Tracheobronchoplasties in lung cancer

South am. j. thorac. surg; 3 (1), 1995
Publication year: 1995

Seventy-four tracheobronchoplastic procedures were analyzed in a population of 990 pulmonary resections performed for lung cancer between 1954 and 1994. Fifty-four tracheobronchoplasties were performed between 1954 and 1977 without clinical staging. A second group of 20 tracheobronchoplastic procedures were carried out between 1978 and 1994 with prospective staging assessment.

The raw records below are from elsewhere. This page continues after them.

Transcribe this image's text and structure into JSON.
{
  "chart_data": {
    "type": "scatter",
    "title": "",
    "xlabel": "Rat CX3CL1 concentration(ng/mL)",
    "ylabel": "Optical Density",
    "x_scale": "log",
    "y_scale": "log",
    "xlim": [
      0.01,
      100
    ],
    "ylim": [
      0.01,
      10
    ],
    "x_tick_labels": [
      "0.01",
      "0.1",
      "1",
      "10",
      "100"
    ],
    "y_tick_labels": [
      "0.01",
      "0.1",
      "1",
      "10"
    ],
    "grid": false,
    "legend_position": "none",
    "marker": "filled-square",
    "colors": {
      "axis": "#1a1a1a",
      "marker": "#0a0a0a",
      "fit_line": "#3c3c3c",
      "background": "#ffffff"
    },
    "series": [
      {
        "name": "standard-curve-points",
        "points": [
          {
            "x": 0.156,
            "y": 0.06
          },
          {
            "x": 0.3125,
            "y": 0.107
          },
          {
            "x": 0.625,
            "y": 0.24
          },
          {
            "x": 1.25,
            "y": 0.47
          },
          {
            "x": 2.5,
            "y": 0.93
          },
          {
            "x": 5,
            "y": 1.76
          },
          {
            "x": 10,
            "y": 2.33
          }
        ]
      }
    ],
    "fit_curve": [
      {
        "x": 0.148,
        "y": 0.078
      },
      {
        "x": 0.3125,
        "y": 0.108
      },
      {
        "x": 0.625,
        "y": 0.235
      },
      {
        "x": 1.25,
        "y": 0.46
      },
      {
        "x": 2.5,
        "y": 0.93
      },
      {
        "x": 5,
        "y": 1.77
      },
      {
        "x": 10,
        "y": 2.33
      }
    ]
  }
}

These were classified according to stage as follows:

stage I, 5; stage II, 4 and stage III, 11. The overall indidence of bronchial fistula was 13.5 percent (10 cases), nine patients in the 1954-1977 group (16.6 percent) and one (5 percent) in the 1978-1994 period. Local recurrence was detected in 8 patients (13.1 percent) out of 61 postoperative survivors in the whole series. However, this figure was markedly reduced (5 percent) in the second group. Overall postoperative mortality was 17.6 percent (13 patients) and was not different in both groups. Five-year actuarial survival curve reached 21.8 percent in the first group and 21.9 percent in the second group. Tracheal and bronchoplastic techniques are useful procedures that can be safely applied to lung cancer surgery.

Indications are the following:

to extend the limits of resection; to allow resections in limited pulmonary function patients and to perform isolated main stem bronchus or carinal resections.